Я уселась на поваленное дерево. Отрезала от буханки два кусочка. Больший взяла себе, меньшим заткнула пасть трусихе Жучке. Хотела было откусить пол-огурца, оставив вторую половинку на потом, но подумала, что с надкушенного будет капать сок, и съела весь. Ноги почему-то гудели от усталости, хотя во время наших прогулок с мамой мне случалось проходить и большие расстояния. Но тогда было весело, а теперь…
Да, маму я бросила. Ей будет без меня плохо. Тут ничего не поделаешь. С полгода назад между нами впервые произошел откровенный разговор о происходящем у нас дома. Как я уговаривала ее развестись! Она тогда сказала:
– Не могу. Он для меня самый главный человек. Ты придаешь слишком много значения форме, а я вижу его душу. Когда-нибудь все уйдут, и мы останемся одни. Навсегда. Что головой качаешь? Ты тоже уйдешь. Это сейчас тебе кажется, что мы с тобой ни за что не расстанемся. А полюбишь, и никто другой станет не нужен…
Ее лицо, ясное и решительное, на миг затуманилось. Не вспомнилось ли ей, как в самые тяжкие времена, после революции и смерти деда, они с бабушкой любили, берегли и поддерживали друг друга, пока однажды не встал на ее пути Николай Гирник?

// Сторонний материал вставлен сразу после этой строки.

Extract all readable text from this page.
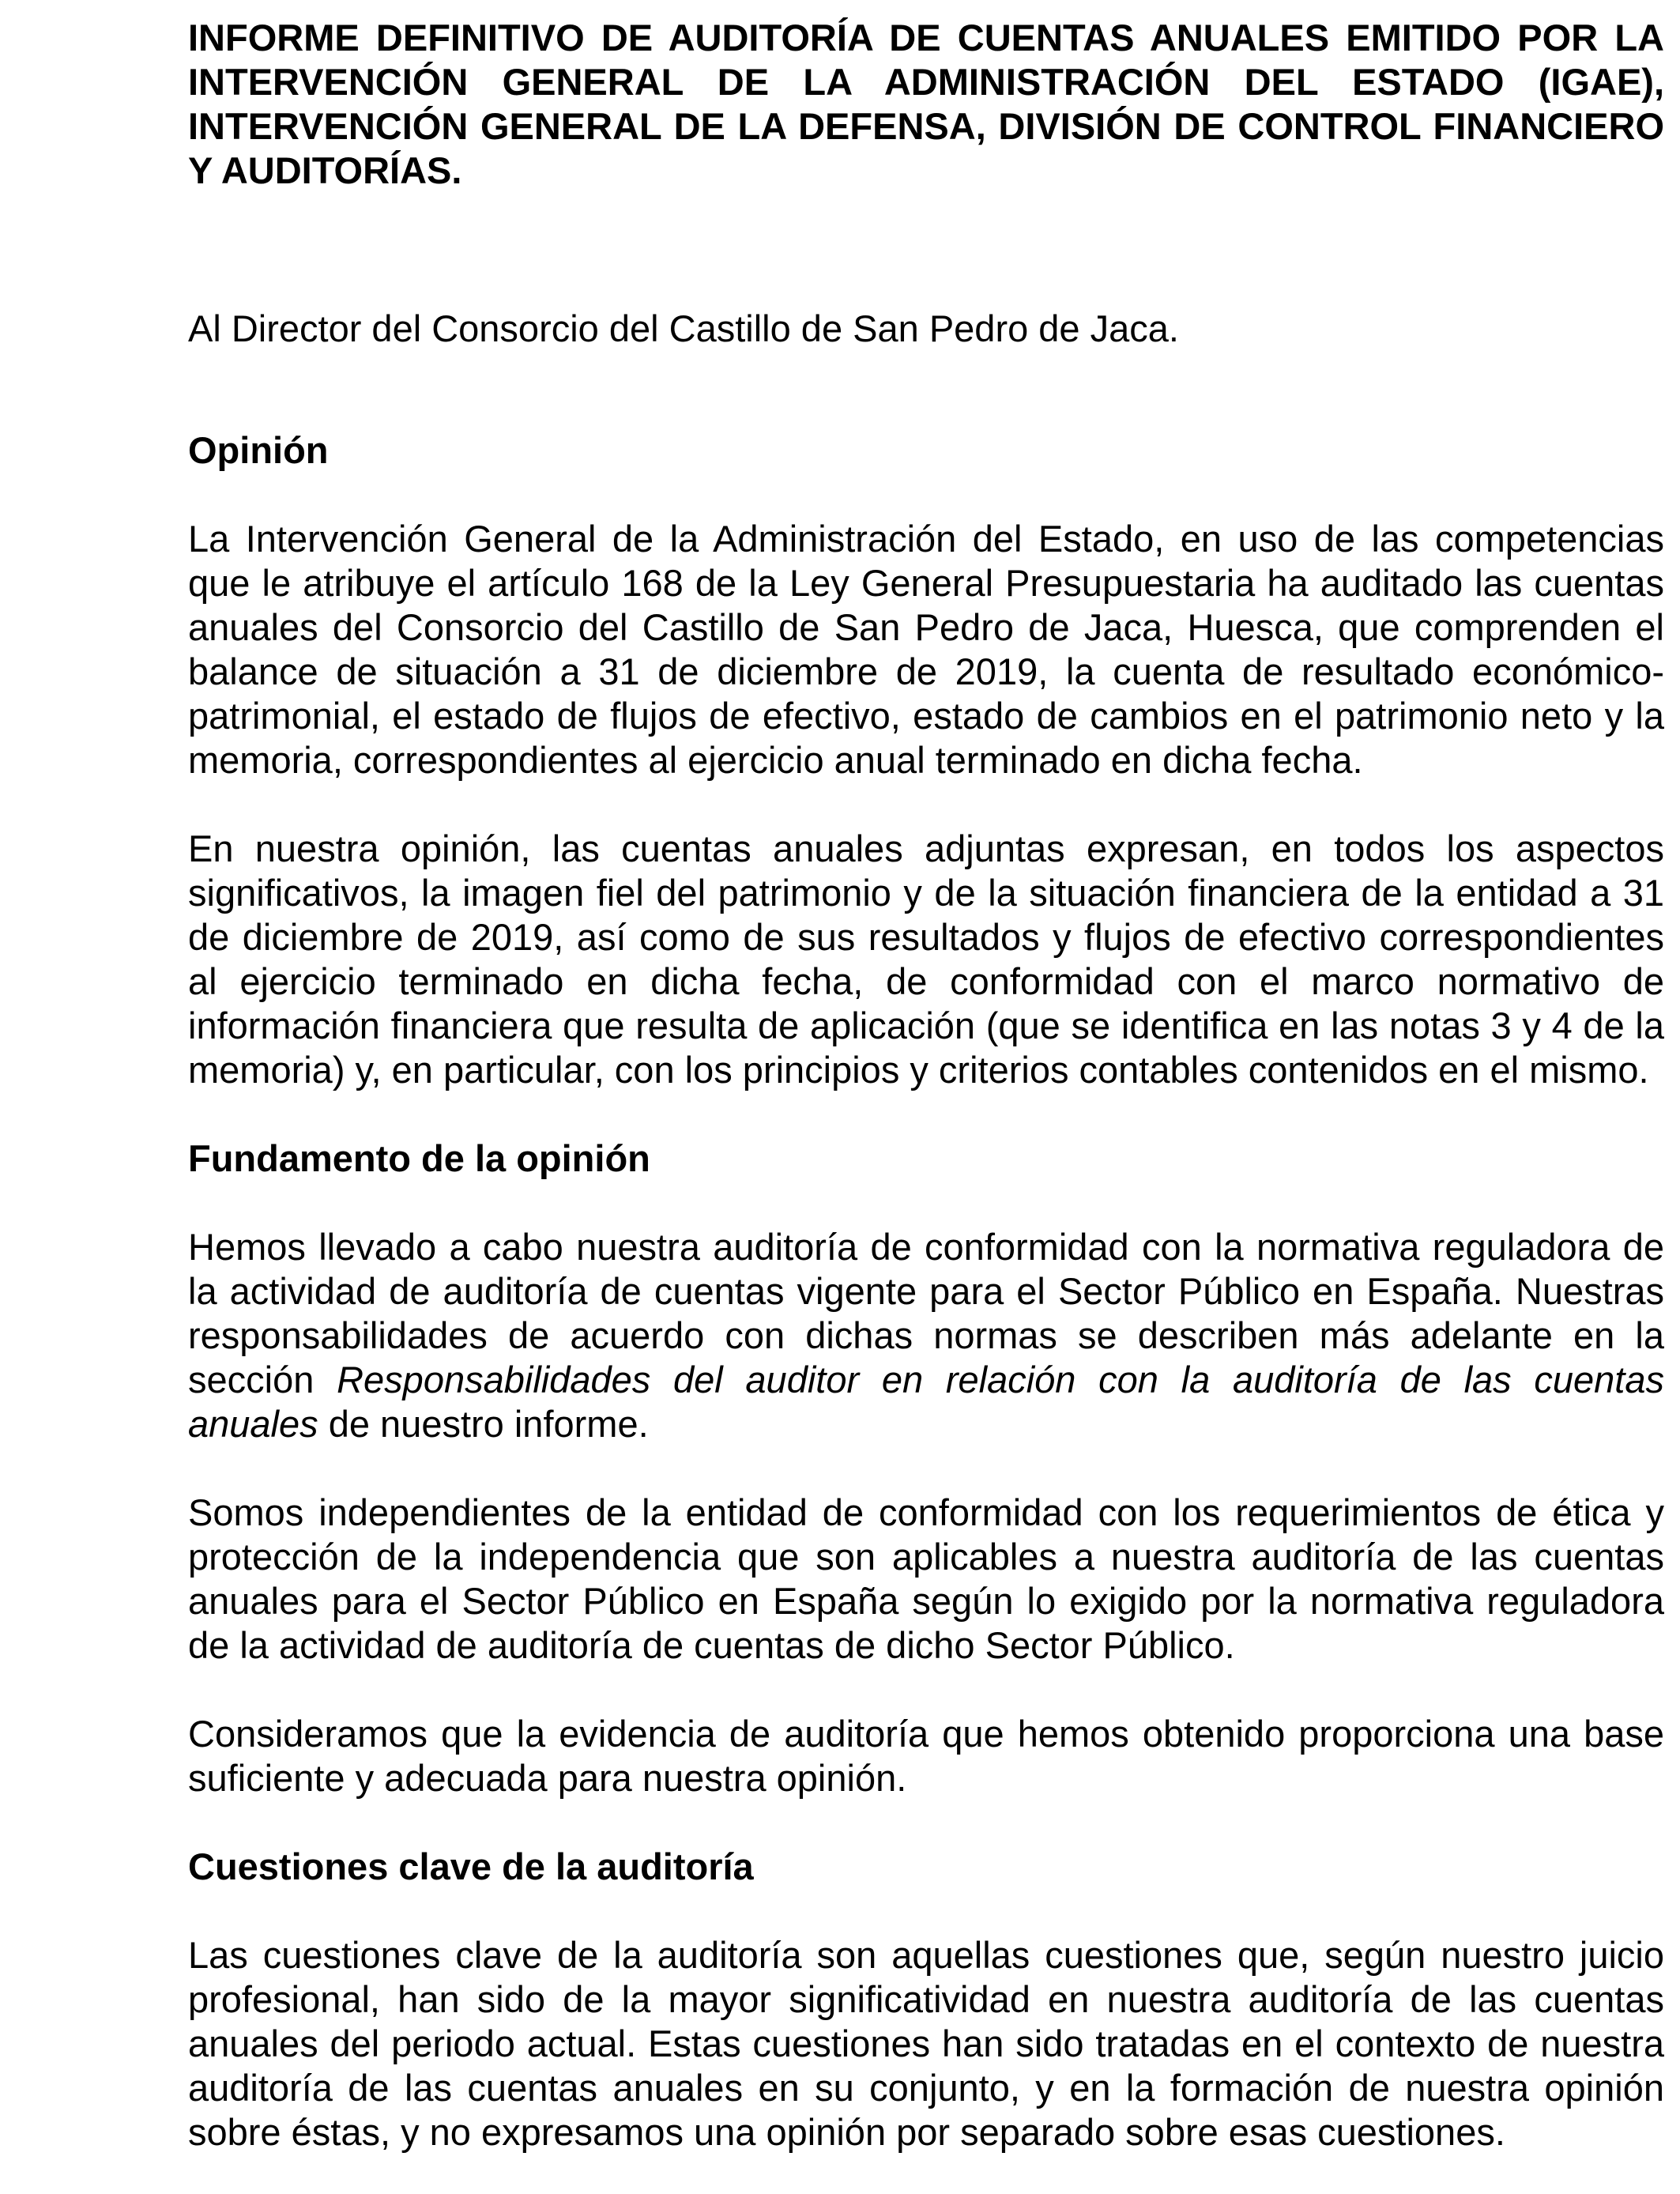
INFORME DEFINITIVO DE AUDITORÍA DE CUENTAS ANUALES EMITIDO POR LA INTERVENCIÓN GENERAL DE LA ADMINISTRACIÓN DEL ESTADO (IGAE), INTERVENCIÓN GENERAL DE LA DEFENSA, DIVISIÓN DE CONTROL FINANCIERO Y AUDITORÍAS.

Al Director del Consorcio del Castillo de San Pedro de Jaca.

Opinión

La Intervención General de la Administración del Estado, en uso de las competencias que le atribuye el artículo 168 de la Ley General Presupuestaria ha auditado las cuentas anuales del Consorcio del Castillo de San Pedro de Jaca, Huesca, que comprenden el balance de situación a 31 de diciembre de 2019, la cuenta de resultado económico-patrimonial, el estado de flujos de efectivo, estado de cambios en el patrimonio neto y la memoria, correspondientes al ejercicio anual terminado en dicha fecha.

En nuestra opinión, las cuentas anuales adjuntas expresan, en todos los aspectos significativos, la imagen fiel del patrimonio y de la situación financiera de la entidad a 31 de diciembre de 2019, así como de sus resultados y flujos de efectivo correspondientes al ejercicio terminado en dicha fecha, de conformidad con el marco normativo de información financiera que resulta de aplicación (que se identifica en las notas 3 y 4 de la memoria) y, en particular, con los principios y criterios contables contenidos en el mismo.

Fundamento de la opinión

Hemos llevado a cabo nuestra auditoría de conformidad con la normativa reguladora de la actividad de auditoría de cuentas vigente para el Sector Público en España. Nuestras responsabilidades de acuerdo con dichas normas se describen más adelante en la sección Responsabilidades del auditor en relación con la auditoría de las cuentas anuales de nuestro informe.

Somos independientes de la entidad de conformidad con los requerimientos de ética y protección de la independencia que son aplicables a nuestra auditoría de las cuentas anuales para el Sector Público en España según lo exigido por la normativa reguladora de la actividad de auditoría de cuentas de dicho Sector Público.

Consideramos que la evidencia de auditoría que hemos obtenido proporciona una base suficiente y adecuada para nuestra opinión.

Cuestiones clave de la auditoría

Las cuestiones clave de la auditoría son aquellas cuestiones que, según nuestro juicio profesional, han sido de la mayor significatividad en nuestra auditoría de las cuentas anuales del periodo actual. Estas cuestiones han sido tratadas en el contexto de nuestra auditoría de las cuentas anuales en su conjunto, y en la formación de nuestra opinión sobre éstas, y no expresamos una opinión por separado sobre esas cuestiones.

– Когда я его впервые увидела, я испугалась. Там сидела целая компания, он был красивый, веселый, шутил очень смешно. Вовсе я не влюбилась с первого взгляда, то-то и оно, что нет. Мне именно страшно стало, хоть я была далеко не из трепетных дев. И знаешь, что я тебе скажу? – ее низкий голос стал хриплым. – Ненавижу любовь. Будь оно трижды проклято, это святое чувство!
Она его не бросит, что бы он ни делал, как бы ни измывался над нами и над ней. Стало быть, все правильно. Она сделала выбор. Я тоже.

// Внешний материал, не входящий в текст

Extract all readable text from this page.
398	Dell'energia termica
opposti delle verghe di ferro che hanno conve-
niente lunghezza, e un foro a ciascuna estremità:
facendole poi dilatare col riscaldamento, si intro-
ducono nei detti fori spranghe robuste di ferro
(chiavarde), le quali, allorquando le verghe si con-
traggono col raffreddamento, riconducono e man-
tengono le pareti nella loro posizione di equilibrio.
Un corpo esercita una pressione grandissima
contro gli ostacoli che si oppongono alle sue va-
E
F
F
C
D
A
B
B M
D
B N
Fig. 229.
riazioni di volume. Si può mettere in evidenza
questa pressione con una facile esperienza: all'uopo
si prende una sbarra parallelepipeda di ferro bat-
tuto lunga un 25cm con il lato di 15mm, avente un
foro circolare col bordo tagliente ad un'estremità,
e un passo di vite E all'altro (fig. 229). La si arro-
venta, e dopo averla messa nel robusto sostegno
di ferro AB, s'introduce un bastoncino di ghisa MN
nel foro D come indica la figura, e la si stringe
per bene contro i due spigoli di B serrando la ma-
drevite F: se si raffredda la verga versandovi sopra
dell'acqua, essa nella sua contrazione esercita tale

Как быстро темнеет! Пора подумать о ночлеге. Чем тащиться, спотыкаясь в потемках, лучше выспаться и двинуться дальше на рассвете.
Я наломала груду сосновых лап, изувечив чудесную круглую сосенку. Часть веток постелила на землю, улеглась – "укублилась", – машинально я все еще копила украинские слова. А оставшуюся громадную охапку кое-как навалила сверху.
Получилось не слишком удобно. Что колется, наплевать, можно привыкнуть. Хуже, что все равно зябко. Толстая бежевая кофта с продранным локтем, очередной отход родственного гардероба, оказалась далеко не такой теплой, как я воображала. Бр-р! Лучше зажечь костер. Согреюсь у огня, а уж потом заберусь в эту колючую груду, авось засну. А Жучку – идея! – Жучку надо поймать и затащить туда же. Пусть греет.
Небо еще не совсем потемнело, а месяц уже взошел, тонкий, но яркий, и было непонятно, он ли озаряет лес или это последние лучи заката. Так или иначе, набрать хворосту при этом освещении мне удалось, и костер я развела без труда. Было сухо, он скоро разгорелся.
Тут произошло то, чего я не ожидала. Едва в костре заплясало пламя, темнота разом окутала все вокруг. Глаза, глянув на огонь, больше не различали слабых отблесков луны и заката. В целом мире остался только маленький кружочек шаткого света, и чуть костер начинал гаснуть, как вал мрака накатывал со всех сторон, подползал, готовясь проглотить.